Шрифт:
Интервал:
Закладка:
Надо отдать должное Тынянову — он провидчески сознавал, что через пару десятилетий его упрекнут в недооценке Ходасевича, однако настаивал на своей «ошибочной» точке зрения: «„Недооценки“ современников всегда сомнительный пункт. Их „слепота“ совершенно сознательна. Мы сознательно недооцениваем Ходасевича, потому что хотим увидеть свой стих, мы имеем на это право».
Современники Тынянова и Ходасевича обрели свой голос в стихах Хлебникова, Пастернака и Мандельштама, но и нашему поколению подфартило — спасибо Бродскому. Сошлюсь опять-таки на себя — вот две заключительные фразы напечатанного в нью-йоркском «Новом русском слове» моего пространного юбилейного адреса в связи в 50-летием Бродского: «…Мне уже трудно представить свою жизнь и жизнь многих моих современников без того, что Вами сделано в литературе. Мы обрели голос в Вашей одинокой поэзии, а это далеко не каждому поколению выпадает».
Возвращусь, однако, от этого вынужденного анахронизма к прерванному рассказу о середине 60-х. Меньше чем год спустя после ленинградского выпуска «Юности» в Город вернулся Бродский. Скопив и сублимировав в ссылке огромный потенциал, он пошел в обгон и в отрыв не только от своих питерских, но и российских коллег: «За мною не дует», — сказал он мне еще в Питере. В Нью-Йорке выходят две большие книги Бродского — сумбурно составленная по неавторизованным спискам «Стихотворения и поэмы» (1965) и составленная самим автором «Остановка в пустыне» (1970), которую он давал мне на прочтение еще в рукописи, советуясь по ее составу. Игнорировать Иосифа Бродского больше было невозможно — он вломился в русскую поэзию, минуя советскую.
В раскавыченном виде я стал вставлять его тексты в мои тексты — так в большую статью «Необходимые противоречия поэзии» в «Воплях», которая открыла дискуссию чуть ли не на год вперед, я ухитрился протащить контрабандой «душа за время жизни приобретает смертные черты».
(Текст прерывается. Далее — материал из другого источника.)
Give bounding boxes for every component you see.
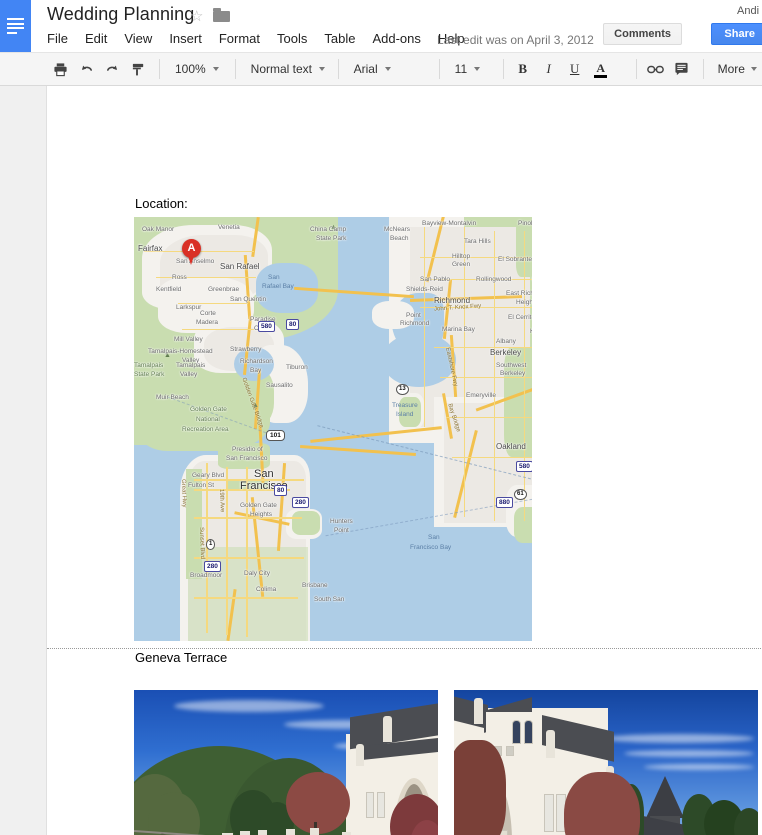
photo-building-courtyard[interactable]: [454, 690, 758, 835]
app-header: Wedding Planning ☆ File Edit View Insert…: [0, 0, 762, 52]
menu-item-insert[interactable]: Insert: [169, 29, 211, 48]
paragraph-venue-heading: Geneva Terrace: [135, 650, 228, 665]
share-button[interactable]: Share: [711, 23, 762, 45]
chevron-down-icon: [212, 67, 219, 71]
font-size-value: 11: [454, 62, 468, 76]
redo-icon[interactable]: [100, 57, 124, 81]
undo-icon[interactable]: [74, 57, 98, 81]
paragraph-location-heading: Location:: [135, 196, 188, 211]
more-options-button[interactable]: More: [711, 57, 762, 81]
toolbar-separator: [702, 59, 704, 79]
font-size-select[interactable]: 11: [447, 57, 496, 81]
chevron-down-icon: [474, 67, 481, 71]
menu-item-add-ons[interactable]: Add-ons: [372, 29, 429, 48]
photo-terrace-labyrinth[interactable]: [134, 690, 438, 835]
text-color-button[interactable]: A: [589, 57, 613, 81]
document-scroll-area[interactable]: Location: ▲ ▲ ▲ Oak Manor Venetia China …: [0, 86, 762, 835]
menu-item-table[interactable]: Table: [324, 29, 364, 48]
italic-button[interactable]: I: [537, 57, 561, 81]
comments-button[interactable]: Comments: [603, 23, 682, 45]
map-image[interactable]: ▲ ▲ ▲ Oak Manor Venetia China Camp State…: [134, 217, 532, 641]
star-icon[interactable]: ☆: [190, 9, 203, 24]
zoom-select[interactable]: 100%: [167, 57, 228, 81]
toolbar-separator: [502, 59, 504, 79]
map-marker-label: A: [187, 242, 196, 254]
map-marker-a[interactable]: A: [182, 239, 201, 267]
formatting-toolbar: 100% Normal text Arial 11 B I U A More: [0, 52, 762, 86]
document-title[interactable]: Wedding Planning: [47, 4, 194, 25]
toolbar-separator: [337, 59, 339, 79]
text-color-swatch: [594, 74, 608, 78]
folder-icon[interactable]: [213, 8, 231, 22]
print-icon[interactable]: [48, 57, 72, 81]
google-docs-logo-icon[interactable]: [0, 0, 31, 52]
menu-item-format[interactable]: Format: [219, 29, 269, 48]
chevron-down-icon: [750, 67, 757, 71]
paint-format-icon[interactable]: [126, 57, 150, 81]
add-comment-icon[interactable]: [670, 57, 694, 81]
menu-item-tools[interactable]: Tools: [277, 29, 316, 48]
page-break-divider: [47, 648, 762, 649]
paragraph-style-select[interactable]: Normal text: [243, 57, 331, 81]
map-canvas: ▲ ▲ ▲ Oak Manor Venetia China Camp State…: [134, 217, 532, 641]
link-icon[interactable]: [644, 57, 668, 81]
menu-item-view[interactable]: View: [124, 29, 161, 48]
text-color-label: A: [596, 60, 606, 75]
font-family-select[interactable]: Arial: [346, 57, 432, 81]
chevron-down-icon: [319, 67, 326, 71]
toolbar-separator: [635, 59, 637, 79]
text-color-dropdown[interactable]: [615, 57, 627, 81]
more-label: More: [717, 62, 745, 76]
user-name-label: Andi: [737, 5, 759, 17]
zoom-value: 100%: [174, 62, 206, 76]
menu-bar: File Edit View Insert Format Tools Table…: [47, 29, 482, 48]
docs-logo-bars: [7, 18, 24, 34]
menu-item-edit[interactable]: Edit: [85, 29, 116, 48]
toolbar-separator: [438, 59, 440, 79]
underline-button[interactable]: U: [563, 57, 587, 81]
bold-button[interactable]: B: [511, 57, 535, 81]
menu-item-file[interactable]: File: [47, 29, 77, 48]
last-edit-status[interactable]: Last edit was on April 3, 2012: [437, 33, 594, 47]
toolbar-separator: [234, 59, 236, 79]
document-page[interactable]: Location: ▲ ▲ ▲ Oak Manor Venetia China …: [46, 86, 762, 835]
chevron-down-icon: [384, 67, 391, 71]
font-family-value: Arial: [353, 62, 378, 76]
toolbar-separator: [159, 59, 160, 79]
paragraph-style-value: Normal text: [250, 62, 313, 76]
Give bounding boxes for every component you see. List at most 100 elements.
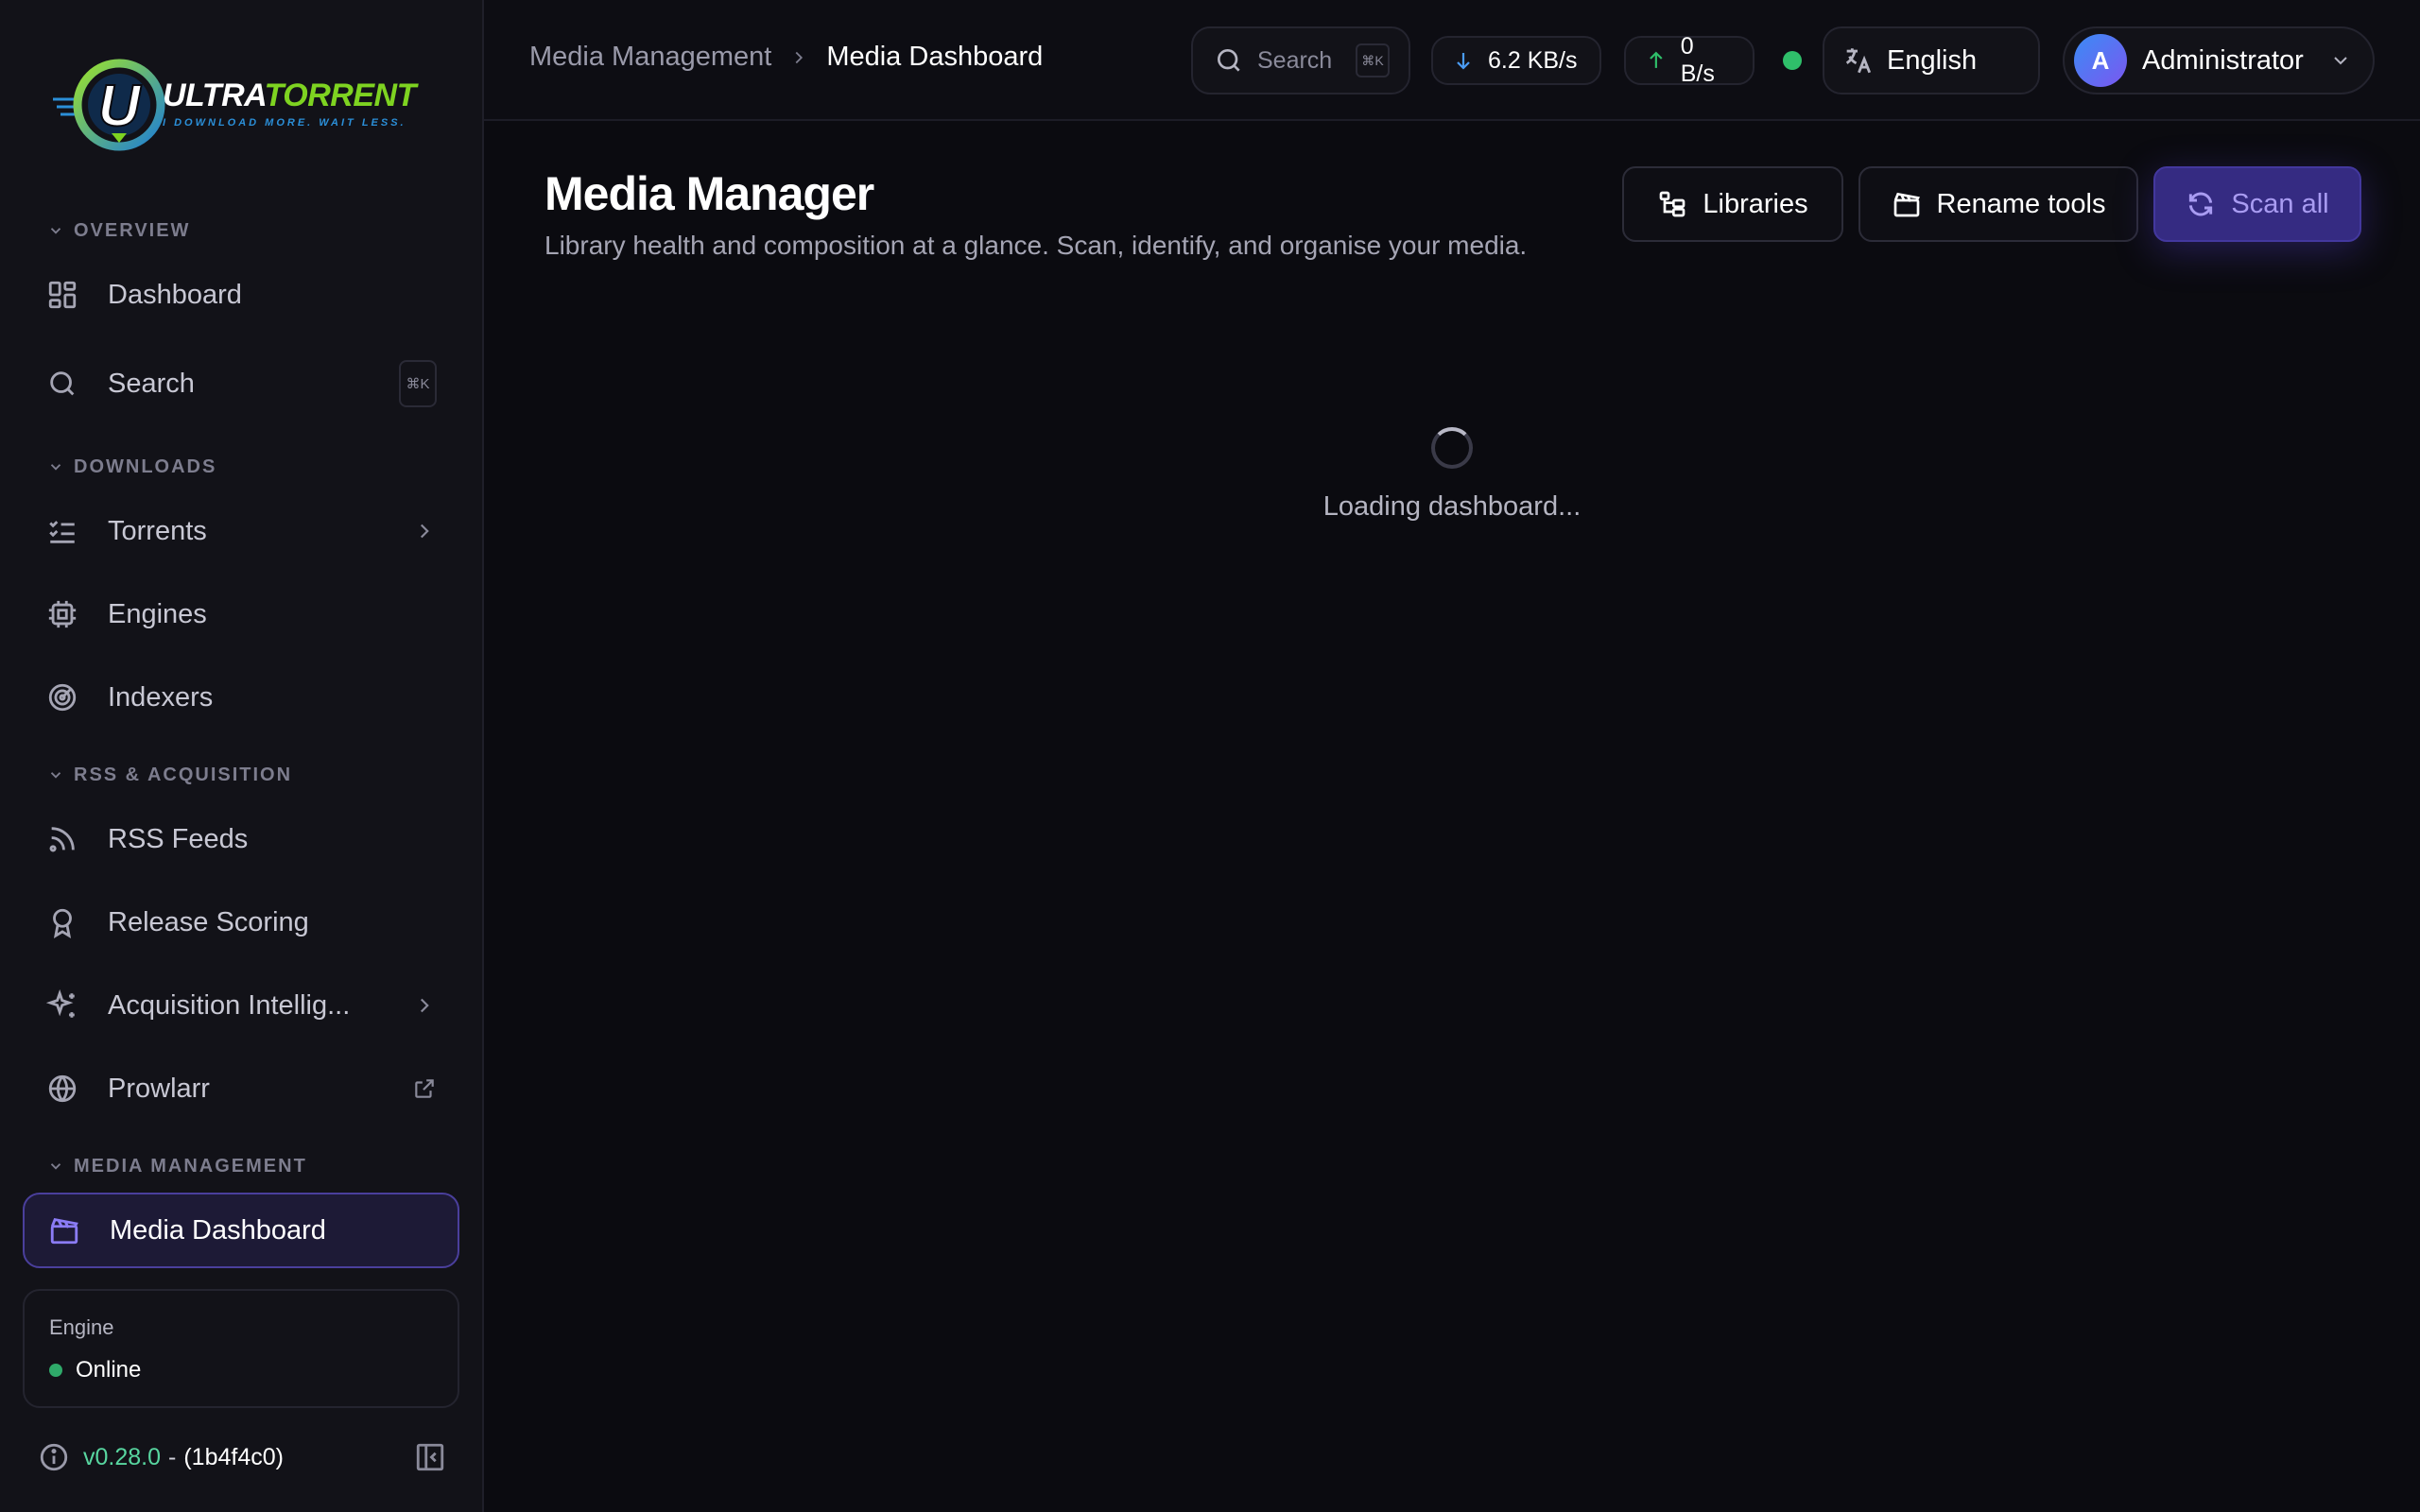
sidebar-item-label: Media Dashboard: [110, 1214, 326, 1246]
scan-all-button[interactable]: Scan all: [2153, 166, 2361, 242]
language-label: English: [1887, 44, 1978, 76]
arrow-down-icon: [1457, 53, 1470, 70]
sidebar: U ULTRATORRENT I DOWNLOAD MORE. WAIT LES…: [0, 0, 484, 1512]
sidebar-item-acquisition-intelligence[interactable]: Acquisition Intellig...: [23, 968, 459, 1043]
topbar: Media Management Media Dashboard Search …: [484, 0, 2420, 121]
app-root: U ULTRATORRENT I DOWNLOAD MORE. WAIT LES…: [0, 0, 2420, 1512]
clapperboard-icon: [47, 1213, 81, 1247]
chevron-down-icon: [50, 464, 61, 471]
engine-status-text: Online: [76, 1357, 142, 1383]
avatar: A: [2074, 34, 2127, 87]
engine-status-card: Engine Online: [23, 1289, 459, 1408]
breadcrumb: Media Management Media Dashboard: [529, 42, 1043, 73]
search-shortcut-badge: ⌘K: [1356, 43, 1390, 77]
sparkles-icon: [45, 988, 79, 1022]
section-overview-label: OVERVIEW: [74, 219, 191, 241]
loading-state: Loading dashboard...: [1210, 427, 1694, 523]
external-link-icon[interactable]: [412, 1076, 437, 1101]
version-text: v0.28.0: [83, 1443, 162, 1470]
sidebar-item-release-scoring[interactable]: Release Scoring: [23, 885, 459, 960]
logo-text: ULTRATORRENT I DOWNLOAD MORE. WAIT LESS.: [163, 79, 416, 129]
sidebar-item-torrents[interactable]: Torrents: [23, 493, 459, 569]
logo-tagline: I DOWNLOAD MORE. WAIT LESS.: [163, 117, 406, 129]
section-downloads[interactable]: DOWNLOADS: [47, 455, 216, 478]
sidebar-item-label: Prowlarr: [108, 1073, 210, 1104]
download-rate-badge: 6.2 KB/s: [1431, 36, 1601, 85]
sidebar-item-dashboard[interactable]: Dashboard: [23, 257, 459, 333]
sidebar-item-search[interactable]: Search ⌘K: [23, 346, 459, 421]
sidebar-item-indexers[interactable]: Indexers: [23, 660, 459, 735]
breadcrumb-current: Media Dashboard: [826, 42, 1044, 72]
logo-word: ULTRATORRENT: [163, 79, 416, 112]
radar-icon: [45, 680, 79, 714]
user-name: Administrator: [2142, 44, 2304, 76]
refresh-icon: [2189, 192, 2213, 216]
section-media-label: MEDIA MANAGEMENT: [74, 1155, 307, 1177]
brand-logo[interactable]: U ULTRATORRENT I DOWNLOAD MORE. WAIT LES…: [45, 47, 442, 161]
libraries-button-label: Libraries: [1703, 188, 1808, 219]
section-rss-label: RSS & ACQUISITION: [74, 764, 293, 785]
svg-text:U: U: [98, 74, 143, 139]
download-rate-text: 6.2 KB/s: [1488, 46, 1578, 74]
chevron-right-icon[interactable]: [412, 993, 437, 1018]
chevron-down-icon: [50, 1163, 61, 1170]
sidebar-item-label: Acquisition Intellig...: [108, 989, 351, 1021]
logo-word-ultra: ULTRA: [163, 77, 265, 113]
sidebar-item-media-dashboard[interactable]: Media Dashboard: [23, 1193, 459, 1268]
shortcut-badge: ⌘K: [399, 360, 437, 407]
dashboard-grid-icon: [45, 278, 79, 312]
section-downloads-label: DOWNLOADS: [74, 455, 217, 477]
section-overview[interactable]: OVERVIEW: [47, 219, 190, 242]
sidebar-item-label: Engines: [108, 598, 207, 629]
loading-spinner-icon: [1431, 427, 1473, 469]
user-menu[interactable]: A Administrator: [2063, 26, 2375, 94]
folder-tree-icon: [1660, 191, 1685, 217]
sidebar-item-label: Search: [108, 368, 195, 399]
search-label: Search: [1257, 46, 1333, 74]
sidebar-item-label: RSS Feeds: [108, 823, 249, 854]
version-row: v0.28.0 - (1b4f4c0): [38, 1438, 446, 1476]
rss-icon: [45, 822, 79, 856]
chevron-right-icon: [795, 51, 804, 63]
upload-rate-text: 0 B/s: [1680, 33, 1715, 87]
scan-all-button-label: Scan all: [2231, 188, 2329, 219]
logo-icon: U: [45, 52, 166, 156]
language-selector[interactable]: English: [1823, 26, 2040, 94]
libraries-button[interactable]: Libraries: [1622, 166, 1843, 242]
chevron-down-icon: [2334, 57, 2347, 65]
sidebar-item-rss-feeds[interactable]: RSS Feeds: [23, 801, 459, 877]
rename-tools-button[interactable]: Rename tools: [1858, 166, 2138, 242]
logo-word-torrent: TORRENT: [264, 77, 417, 113]
sidebar-item-label: Dashboard: [108, 279, 242, 310]
loading-text: Loading dashboard...: [1322, 491, 1582, 522]
collapse-sidebar-icon[interactable]: [414, 1441, 446, 1473]
sidebar-item-label: Release Scoring: [108, 906, 309, 937]
commit-hash: (1b4f4c0): [183, 1443, 284, 1470]
global-search-button[interactable]: Search ⌘K: [1191, 26, 1410, 94]
list-check-icon: [45, 514, 79, 548]
sidebar-item-label: Torrents: [108, 515, 207, 546]
info-icon[interactable]: [38, 1441, 70, 1473]
globe-icon: [45, 1072, 79, 1106]
page-subtitle: Library health and composition at a glan…: [544, 231, 1528, 260]
translate-icon: [1845, 48, 1872, 74]
award-icon: [45, 905, 79, 939]
search-icon: [45, 367, 79, 401]
section-media[interactable]: MEDIA MANAGEMENT: [47, 1155, 307, 1177]
clapperboard-icon: [1893, 192, 1920, 217]
arrow-up-icon: [1650, 51, 1663, 68]
rename-tools-button-label: Rename tools: [1936, 188, 2106, 219]
page-title: Media Manager: [544, 167, 874, 220]
cpu-icon: [45, 597, 79, 631]
section-rss[interactable]: RSS & ACQUISITION: [47, 764, 292, 786]
chevron-down-icon: [50, 228, 61, 234]
version-separator: -: [168, 1443, 177, 1470]
connection-status-dot: [1783, 51, 1802, 70]
sidebar-item-prowlarr[interactable]: Prowlarr: [23, 1051, 459, 1126]
sidebar-item-engines[interactable]: Engines: [23, 576, 459, 652]
chevron-down-icon: [50, 772, 61, 779]
chevron-right-icon[interactable]: [412, 519, 437, 543]
breadcrumb-parent[interactable]: Media Management: [529, 42, 771, 73]
sidebar-item-label: Indexers: [108, 681, 214, 713]
engine-status: Online: [49, 1357, 433, 1383]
Среди эпистолярных отзывов на ту мою статью было длинное письмо Жени Рейна, который, обсудив то, о чем в статье сказано, перешел к тому, чего в ней не было и не могло быть, за исключением анонимно приведенных строчек Бродского:
Если бы ты еще добавил описание невидимой стороны Луны… Но что об этом. Из известных людей (мне!), думаю, ты один мог бы осмыслить и прокомментировать критские лабиринты нашей недостроенной Антологии. Теперь уже ясно, что она недостроена. Но есть достоинство замысла, идеала. У Киплинга есть замеч. стихи «Каменщик был и король я» и т. д. Найди. Так вот, там написано: «За мною идет Строитель, скажите Ему — я знал!»
А я уже тогда, в параллель печатной продукции, писал в стол свою торопливую прозу, которая потом стала «Тремя евреями». Включая два эссе о Бродском — «Отщепенство» и «Разговор с небожителем» — первые профессиональные отклики на его поэзию, которые я решился пустить в Самиздат, а в Тамиздате — то бишь в Америке — их впервые тиснул в своем еженедельнике «Новый американец» Сережа Довлатов. Мир русской литературы — не только поэзии, — утратив свой центризм, потерял заодно пограничные очертания. Очередная вариация на извечный сюжет: центр повсюду, а поверхность нигде. Главенствующая роль литературной метрополии пошла на убыль еще до того, когда начались повальные отвалы авторов, но с миграцией их сочинений в Сами Тамиздат.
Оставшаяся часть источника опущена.